Ciononostante, con una dichiarazione che ha lasciato tiepidi anche gli europei, l’amministrazione statunitense ha ufficialmente manifestato alla metà di marzo la propria disponibilità ad inviare aiuti all’Iran, dando consapevolmente avvio ad un controverso dibattito politico all’interno del sistema istituzionale della Repubblica Islamica. La Guida Alì Khamenei ha infatti rifiutato l’offerta statunitense, giudicandola una “manovra d’ipocrisia” e chiedendo al contrario la revoca delle sanzioni per permettere al paese un’autonoma capacità di gestione dell’emergenza.

Il “gran rifiuto” si è generato all’interno delle componenti conservatrici del potere politico iraniano, che considerano qualsivoglia apertura da parte statunitense come una pretestuosa manovra di propaganda politica atta da una parte a legittimare le sanzioni e dall’altra a costruire un’immagine non sincera delle intenzioni sul piano umanitario.
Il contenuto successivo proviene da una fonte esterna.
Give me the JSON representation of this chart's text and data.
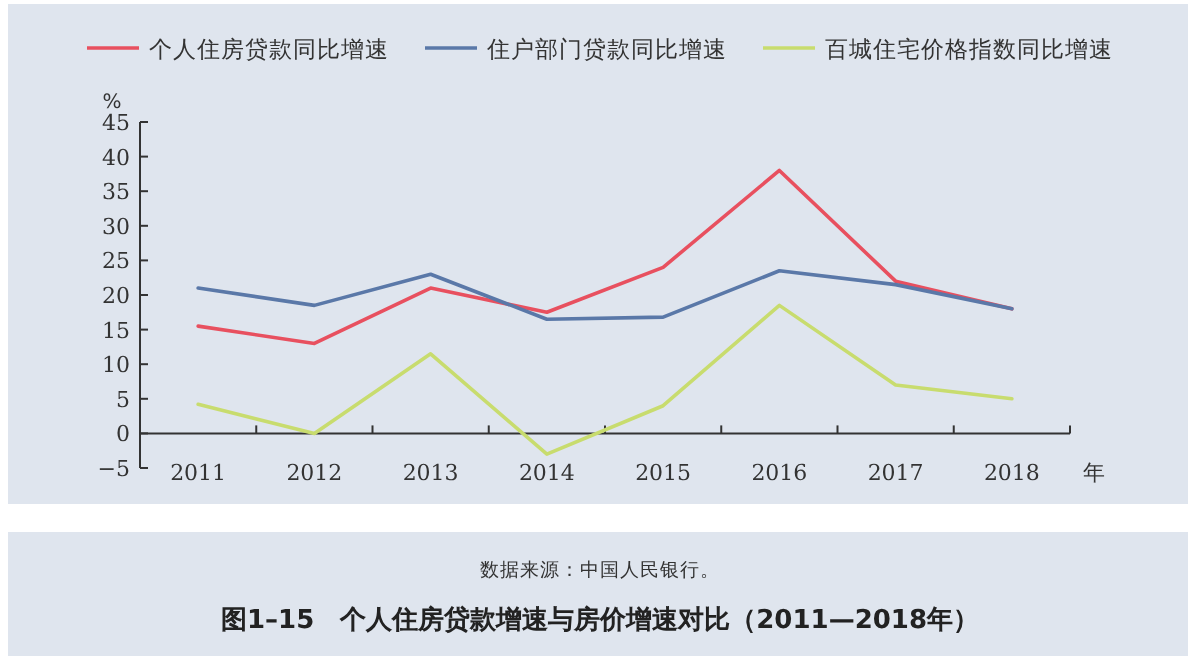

Come spesso accade, inoltre, nella dialettica dell’antiamericanismo si è anche inserita la tradizionale paranoia cospirativa degli iraniani, che non ha mancato anche in questa occasione di manifestare nel dibattito politico i tratti essenziali della vulgata popolare, secondo la quale gli Stati Uniti avrebbero una responsabilità diretta nella propagazione del virus.

Anche sul piano della politica estera, a margine di qualche blanda manifestazione di sostegno verbale, l’Iran ha goduto di un modestissimo aiuto pratico nella gestione dell’emergenza, vedendo in tal modo acuirsi i termini della narrativa politica domestica soprattutto in seno agli schieramenti conservatori.

Le critiche agli Stati Uniti si sono in tal modo assommate a quelle verso l’Europa, nell’ottica di una strategia politica squisitamente domestica, che non tarderà tuttavia a manifestare i suoi effetti anche sul piano delle relazioni internazionali.

Il governo iraniano, infine, per il tramite del Ministro degli Esteri Javad Zarif, ha invece chiesto ufficialmente il sostegno del Fondo Monetario Internazionale, per un totale di 5 miliardi di dollari, destando perplessità di non poco conto soprattutto sul piano della politica domestica. È infatti la prima volta dagli anni Sessanta che l’Iran presenta una richiesta di questo genere al FMI, rendendosi di fatto implicitamente disponibile a quella trasparenza contabile che l’erogazione da parte del Fondo renderebbe necessaria, aprendo all’incognita della effettiva capacità di accettazione di tali vincoli da parte delle istituzioni iraniane.

Una mossa che in molti leggono, anche al di fuori dell’Iran, come un tentativo di contrastare il ruolo delle formazioni politiche conservatrici attraverso un impegno vincolante del paese con la comunità internazionale. L’obbiettivo resta sempre quello di aprire la strada a una nuova fase negoziale di più ampia portata.